Determination of grave disability.


There is a historical dilemma concerning the civil rights of psychiatric patients who are believed to need a protected status because of incompetency. California's Lanterman-Petris-Short Act provides a mechanism for putting the patient under the care of a conservator if the patient is unable to provide for his own personal needs of food, clothing, and shelter. If successful, this legislation will likely be the model for the country. Fifty-one patients for whom the clinical staff desired to initiate conservatorship proceedings were given a test consisting of behavioral tasks specifically designed to be appropriate to the legal definition of grave disability. The natural groupings were: chronic organic brain syndrome, chronic schizophrenia, and other.

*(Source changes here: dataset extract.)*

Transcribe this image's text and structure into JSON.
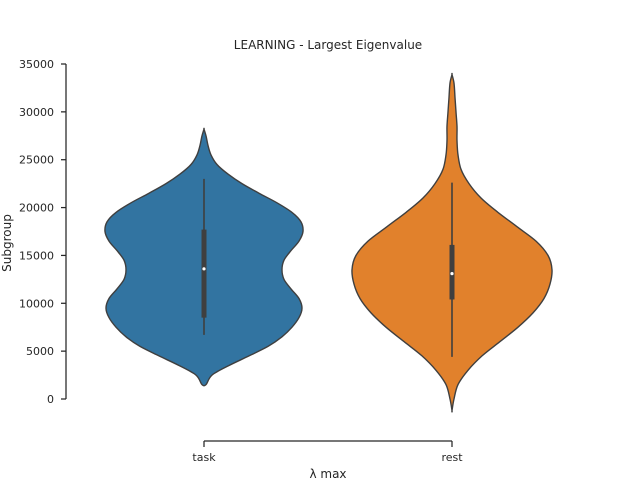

We found that the grave disability of the organic brain syndrome patients was fairly predictable from their mental status examination, while the grave disability of the chronic schizophrenic patients was unpredictable from their mental status examination and required the application of the behavioral test for an appropriate determination of their ability to perform the functions specified in the law: The Lanterman-Petris-Short Act to provide for personal needs of food, clothing, and shelter. When the method or the proceedings were applied to patients of other diagnostic categories, they were found to be inappropriate. At this writing, our method of evaluation is being recognized and requested by public and legal agencies in our area. It has been used as evidence in court. The procedure is clear, relevant, and easily taught to new workers. The results, given in plain English and in essay form, are readily understood by physician, social worker, judge, and jury alike. We began our study with vexation, ambiguous criteria, and a chronic medical and legal problem; we conclude with a practical and relevant answer.